Qu'ils aient le coeur à gauche, ou à droite, ou encore qu'ils se réclament de l'apolitisme, les différents courants qui sont aujourd'hui favorables à une candidature unique des écologistes, veulent ainsi doter le mouvement d'une plus grande crédibilité électorale, tout en rêvant d'en prendre la tête. Cela ne se conçoit que dans le cadre d'une perspective visant à faire participer le mouvement écologiste à la vie politique, telle que pour l'essentiel elle se déroule aujourd'hui, c'est-à-dire sur les arènes électorales et parlementaires.
Or, il n'y a pas de troisième voie possible, et toute l'histoire du mouvement socialiste est là pour le montrer. Si l'on ne se pose pas en adversaire résolu du parlementarisme, sous toutes ses formes, si l'on ne se donne pas clairement pour but d'amener les travailleurs à la conscience de la nécessité de briser la machine d'État des possédants, on ne peut pas participer régulièrement aux luttes électorales, qui plus est avec quelque succès, sans être tenté d'y monnayer politiquement son influence, et du même coup être amené un jour ou l'autre à collaborer avec le système en place.

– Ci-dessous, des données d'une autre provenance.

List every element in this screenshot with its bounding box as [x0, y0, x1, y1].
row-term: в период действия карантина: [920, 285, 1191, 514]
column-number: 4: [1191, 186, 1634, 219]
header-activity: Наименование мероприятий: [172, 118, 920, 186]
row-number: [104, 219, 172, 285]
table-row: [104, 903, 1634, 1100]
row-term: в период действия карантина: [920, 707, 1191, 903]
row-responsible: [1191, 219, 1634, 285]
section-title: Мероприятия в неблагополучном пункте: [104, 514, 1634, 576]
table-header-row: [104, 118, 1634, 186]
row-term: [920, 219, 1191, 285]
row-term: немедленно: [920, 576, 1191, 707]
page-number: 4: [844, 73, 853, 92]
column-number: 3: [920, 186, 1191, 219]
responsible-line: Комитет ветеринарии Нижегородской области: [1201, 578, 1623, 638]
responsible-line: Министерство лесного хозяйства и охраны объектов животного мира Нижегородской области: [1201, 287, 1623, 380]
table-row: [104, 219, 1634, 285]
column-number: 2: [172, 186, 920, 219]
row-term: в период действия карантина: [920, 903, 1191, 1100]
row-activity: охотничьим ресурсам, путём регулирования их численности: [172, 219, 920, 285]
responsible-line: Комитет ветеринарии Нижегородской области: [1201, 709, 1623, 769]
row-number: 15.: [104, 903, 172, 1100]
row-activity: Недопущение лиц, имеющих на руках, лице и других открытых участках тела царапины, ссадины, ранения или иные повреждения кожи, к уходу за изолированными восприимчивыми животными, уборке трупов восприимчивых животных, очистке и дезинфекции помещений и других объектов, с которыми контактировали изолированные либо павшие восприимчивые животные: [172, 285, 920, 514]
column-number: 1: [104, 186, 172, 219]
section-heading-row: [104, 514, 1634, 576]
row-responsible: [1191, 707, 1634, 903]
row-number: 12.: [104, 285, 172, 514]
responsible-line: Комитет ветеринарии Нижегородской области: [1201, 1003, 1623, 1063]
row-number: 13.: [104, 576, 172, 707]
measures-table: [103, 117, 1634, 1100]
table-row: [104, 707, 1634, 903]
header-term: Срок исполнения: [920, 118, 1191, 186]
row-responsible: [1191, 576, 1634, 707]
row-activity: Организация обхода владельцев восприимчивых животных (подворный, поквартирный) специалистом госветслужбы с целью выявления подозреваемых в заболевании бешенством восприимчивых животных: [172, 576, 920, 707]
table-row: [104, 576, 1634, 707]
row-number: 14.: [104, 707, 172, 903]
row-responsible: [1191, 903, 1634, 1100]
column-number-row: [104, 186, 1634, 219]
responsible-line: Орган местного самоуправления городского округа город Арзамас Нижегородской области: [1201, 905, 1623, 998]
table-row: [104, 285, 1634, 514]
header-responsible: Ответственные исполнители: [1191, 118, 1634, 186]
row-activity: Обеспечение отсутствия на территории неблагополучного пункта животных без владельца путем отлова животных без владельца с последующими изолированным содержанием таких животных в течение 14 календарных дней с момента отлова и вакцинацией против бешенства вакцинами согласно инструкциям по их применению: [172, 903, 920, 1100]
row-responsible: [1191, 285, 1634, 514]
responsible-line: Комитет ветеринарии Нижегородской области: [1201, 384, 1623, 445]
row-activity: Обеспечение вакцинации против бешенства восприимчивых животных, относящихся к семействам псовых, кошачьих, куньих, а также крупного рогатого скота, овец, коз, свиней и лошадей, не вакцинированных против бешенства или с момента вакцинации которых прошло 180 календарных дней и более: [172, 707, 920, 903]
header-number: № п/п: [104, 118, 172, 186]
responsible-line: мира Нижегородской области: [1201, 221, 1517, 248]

A supposer même que les dirigeants des grands partis n'essaient pas d'intervenir dans la vie interne du mouvement écologiste, celui-ci, s'il continue à remporter quelques succès électoraux, ne serait-ce que lui permettant d'arbitrer les querelles des quatre grands, est par la force des choses guetté par la politique politicienne.
Quelles que puissent être la sincérité des dirigeants des différents courants, leur intégrité personnelle, si leur mouvement se développe et devient un interlocuteur avec lequel il faut compter, leur position de départ - rejetant tout point de vue de classe - ne peut que les amener à la collaboration avec les gouvernants bourgeois en place, ou avec ceux qui rêvent de les remplacer.
Les marxistes révolutionnaires que nous sommes sont solidaires de tous les combats des écologistes pour la défense du cadre de vie et de l'environnement. Mais aux militants écologistes qui ont pris conscience des limites de ces combats-là, et des liens qui unissent ces problèmes aux problèmes généraux de la société, ils doivent aussi expliquer qu'il ne peut pas y avoir de politique purement écologique, qu'il ne peut y avoir que des politiques bourgeoises ou prolétariennes, et qu'il faut choisir.